Given that four of those times were recorded by Ingrid Kristinsen and another two by Grete Waitz, that's telling testimony to the merit of her run on a morning when the runners, even the strongest of them, were buffeted by strong winds.

And yet had the main group of elite athletes not been guilty of misreading the pace set by Gitte Karzshoj of Denmark and Kenya's Helen Kimaiyo, they would surely have been significantly closer to the two hours 20 minutes mark which continues to attract - and tantalise - female marathon runners.

At one point well into the second half of the race, the group in which McKiernan found herself, which also included McColgan, Joyce Chepchumba of Kenya and mature Belgian athlete Marleen Renders, were a startling 90 seconds behind the leader, Adriana Fernandez of Mexico.

It is to McKiernan's credit that even though she was conceding all the advantages in experience to those around her, she was the one who chose to leave the bunch and go in search of those who were, by now, on different streets. Thanks to a series of superb miles, she eventually got them back in her sights before hitting the front at 21 miles, but it required a supreme effort to achieve it.

To get there, she had to run successive miles of five minutes 23 seconds, 5.34 and finally, one of 5.15. The wages of that were considerable. Remarkably, she was still on her toes being propelled on a long, rhythmic stride until well into the last two miles, but at that point she was suffering from acute stomach pains.

It took physical and mental strength to see her through the crisis, but survive she did and when the race was over and people chose different routes of escape from the legacies of it all, she could reflect that when she needed to be brave, her response was enormous.

It is true that over the last three miles, McColgan took some 19 seconds out of the Irish runner, which begs the question - why she didn't attempt to go with McKiernan when it became clear that something had to be done about closing the gap?

"The simple truth is that I was in trouble at that point with my stomach," McColgan said. "I had missed a watering station at 25 kilometres and I wasn't going particularly well at the time.

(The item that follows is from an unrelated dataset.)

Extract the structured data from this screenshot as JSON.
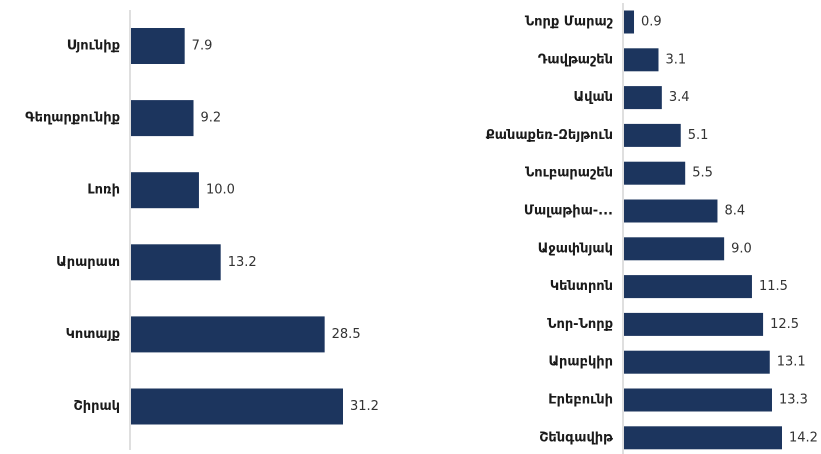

There is no doubt that the gap was closing over the last few miles and, of course, I was hounded by the thought afterwards that I might have done better by chasing harder, earlier.

"But that's marathon running. Those are the kind of things that cross your mind when you lose, but I made the best decisions I could at the times when I had to make them."

Asked what she now thought of Catherina McKiernan as a marathon runner, she answered curtly: "Well, she won, didn't she?".

Joe Doonan, who confessed that any thought of records - and they were never realistic at any point - went out the door when they saw the conditions yesterday morning, paid tribute to McKiernan's courage in going after the leaders.

"She did it alone and she did it into the wind - that was a very gutsy run," he said. "There was just a hint of panic at one point when I thought she had let them get too far away, but once she had made up her mind to chase them, I knew that for all the pressure, all the expectations building around her, she would win."

The joy of winning the men's race was diminished marginally for Spain's Anton Abel by the fact that he missed the course record by just three seconds when beating El Muaziz Abdelkhadr in two hours seven minutes and 57 seconds. The world champion had only himself to blame for had he decided to chase the Moroccan with more conviction with a mile to go, he would surely have got the record.

The big surprise was the eclipse of in-form Portuguese runner Antonio Pinto in the closing stages, but England's Jon Brown was not disgraced in finishing eighth.

Two other members of Joe Doonan's entourage, Noel Berklely and Tom McGrath, together with Padraic McKinney of Civil Service Harriers, finished in the top 50 out of 30,000 starters.